We are all familiar with those famous stories of the fireman who saved the cat from the burning house. What is less known are those times that animals have saved the lives of humans. Animals are remarkable. They can be a man’s best friend by providing comfort, company and love, but more importantly, they could use this love and their instinctual behaviors to save our very lives. Such courageous acts happen more often than one might think. Check out some real life heroic stories below:
Schnautzie was just a six month old kitten when she woke her sleeping owner up by sitting on her chest and tapping her nose with her paw. This was Schnautzie’s way of letting her owner know that there was a gas leak in the house. When the owner awoke, she heard a roaring sound coming from the bathroom and found a broken gas pipe in their home that was filling their basement with deadly fumes. If it was not for Schnautzie, the whole house could have been in flames.
Joann Altsman had a heart attack and collapsed to the ground. Her daughter’s pot-bellied pig, Lulu, knew that she was in danger and rushed out of the house to get help. Lulu lied down in the street in order to stop traffic. The passerby’s did not get the hint and Lulu returned to the house several times to check up on Joann. Finally, someone had noticed that something was going on and followed the determined pig into the house. 911 was called and Joann’s life was saved. The doctors had said that if she had arrived to the hospital just 15 minutes later they would not have been able to save her life. Lulu has been a celebrity ever since.
Chihuahuas are known for their yappy behavior, but who would have thought that this behavior could be used to save someone’s life?! In 2008, a 13-pound Chihuahua named Chi Chi was at the beach with his owners when he began to go berserk. He leaped out of his chair, started to drag the beach chair, and began to send out an alarming noise. Chi Chi had spotted a storm surge about 100 yards away and saw two elderly ladies who were in danger of being washed out. Chi Chi’s owners ran to the rescue and pulled the ladies out of the riptide. Chi Chi’s owners were amazed with their little pup.
When a child got away from this mother and fell 20 feet deep into the concrete ape pit at the Brookfield Zoo, Binti Jua, carrying her own baby, gently picked up the unconscious boy, cradled him in her arms and protected him from the other gorillas. When the zookeepers had come to rescue the boy, Binti handed him over safely. Primates, such as Binti, have been known to help hurt and lost animals of other species.
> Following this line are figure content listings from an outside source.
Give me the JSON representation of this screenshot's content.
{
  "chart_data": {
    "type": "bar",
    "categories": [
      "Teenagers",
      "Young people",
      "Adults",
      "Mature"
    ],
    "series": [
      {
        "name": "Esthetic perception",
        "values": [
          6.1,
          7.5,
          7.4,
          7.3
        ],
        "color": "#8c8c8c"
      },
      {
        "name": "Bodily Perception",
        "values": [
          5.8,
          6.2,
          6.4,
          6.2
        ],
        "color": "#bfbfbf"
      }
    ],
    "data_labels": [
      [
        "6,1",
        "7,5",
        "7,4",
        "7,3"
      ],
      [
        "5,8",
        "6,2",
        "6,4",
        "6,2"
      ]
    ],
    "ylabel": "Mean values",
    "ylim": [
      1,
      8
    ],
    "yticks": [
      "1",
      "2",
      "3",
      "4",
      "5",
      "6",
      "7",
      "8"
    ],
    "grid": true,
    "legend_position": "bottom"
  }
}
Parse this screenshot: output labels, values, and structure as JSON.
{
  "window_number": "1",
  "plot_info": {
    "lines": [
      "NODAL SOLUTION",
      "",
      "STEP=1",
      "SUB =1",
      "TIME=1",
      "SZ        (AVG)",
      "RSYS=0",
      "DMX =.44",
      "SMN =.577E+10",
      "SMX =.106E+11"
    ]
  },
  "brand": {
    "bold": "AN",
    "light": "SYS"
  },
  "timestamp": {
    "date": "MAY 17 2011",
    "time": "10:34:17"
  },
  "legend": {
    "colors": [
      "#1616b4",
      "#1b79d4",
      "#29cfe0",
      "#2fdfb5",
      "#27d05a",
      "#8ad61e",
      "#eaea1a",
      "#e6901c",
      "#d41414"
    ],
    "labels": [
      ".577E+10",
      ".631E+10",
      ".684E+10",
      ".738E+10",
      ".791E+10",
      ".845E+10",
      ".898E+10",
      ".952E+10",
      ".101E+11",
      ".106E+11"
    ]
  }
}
When a surfer decided to spend a nice day out with his friends surfing a monster white shark came out of nowhere and attacked the surfer. The shark, estimated to be 12-15 feet long, had attacked his leg and peeled off the skin on his back. A group of bottle nosed dolphins came to the rescue and formed a protective ring around the surfer. The dolphins helped him get to the shore safely so he could immediately be brought to the hospital.
During the 2004 tsunami in Thailand a 4-year old elephant saved an 8-year old girl Amber. As a big wave hit, the elephant took Amber on its back and ran for higher ground. The elephant protected Amber from the waves and the impact of the high pressure waters. If it was not for the elephant, Amber would not have had a chance for survival.